Here, we use the ‘percentile’ method with the default 95% confidence level.

>>> sample1 = norm.rvs(scale=1, size=100, random_state=rng)
>>> sample2 = norm.rvs(scale=2, size=100, random_state=rng)
>>> data = (sample1, sample2)
>>> res = bootstrap(data, my_statistic, method='basic', random_state=rng)
>>> print(mood(sample1, sample2)[0])  # element 0 is the statistic
-5.521109549096542
>>> print(res.confidence_interval)
ConfidenceInterval(low=-7.255994487314675, high=-4.016202624747605)


The bootstrap estimate of the standard error is also available.

>>> print(res.standard_error)
0.8344963846318795


Paired-sample statistics work, too. For example, consider the Pearson correlation coefficient.

>>> from scipy.stats import pearsonr
>>> n = 100
>>> x = np.linspace(0, 10, n)
>>> y = x + rng.uniform(size=n)
>>> print(pearsonr(x, y)[0])  # element 0 is the statistic
0.9962357936065914


We wrap pearsonr so that it returns only the statistic.

>>> def my_statistic(x, y):
...     return pearsonr(x, y)[0]


We call bootstrap using paired=True.
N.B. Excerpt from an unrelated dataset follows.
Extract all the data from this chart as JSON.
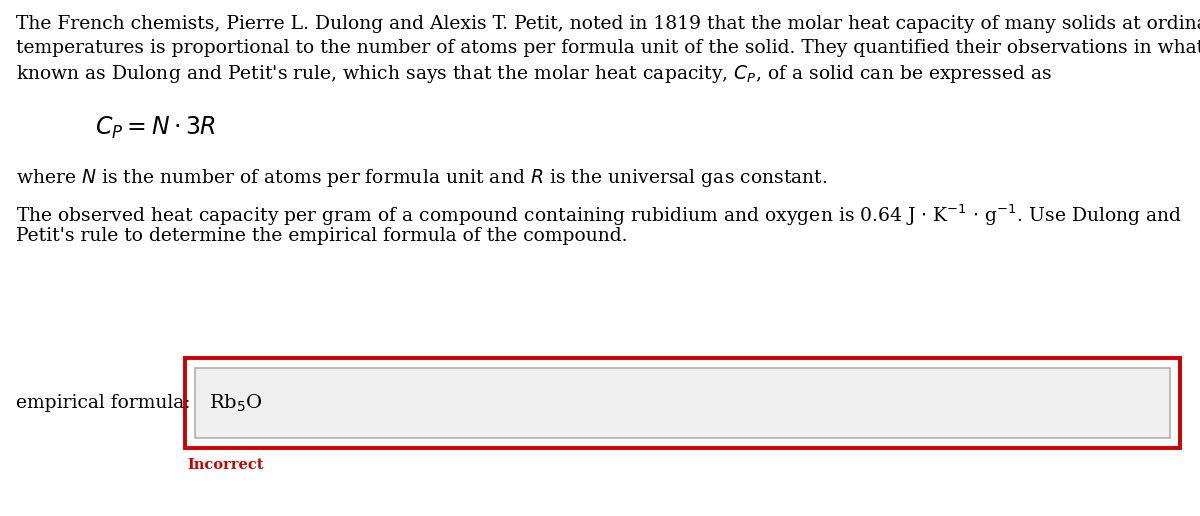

Also, since my_statistic isn’t vectorized to calculate the statistic along a given axis, we pass in vectorized=False.

>>> res = bootstrap((x, y), my_statistic, vectorized=False, paired=True,
...                 random_state=rng)
>>> print(res.confidence_interval)
ConfidenceInterval(low=0.9950085825848624, high=0.9971212407917498)


The result object can be passed back into bootstrap to perform additional resampling:

>>> len(res.bootstrap_distribution)
9999
>>> res = bootstrap((x, y), my_statistic, vectorized=False, paired=True,
...                 n_resamples=1001, random_state=rng,
...                 bootstrap_result=res)
>>> len(res.bootstrap_distribution)
11000


or to change the confidence interval options:

>>> res2 = bootstrap((x, y), my_statistic, vectorized=False, paired=True,
...                  n_resamples=0, random_state=rng, bootstrap_result=res,
...                  method='percentile', confidence_level=0.9)
>>> np.testing.assert_equal(res2.bootstrap_distribution,
...                         res.bootstrap_distribution)
>>> res.confidence_interval
ConfidenceInterval(low=0.9950035351407804, high=0.9971170323404578)


without repeating computation of the original bootstrap distribution.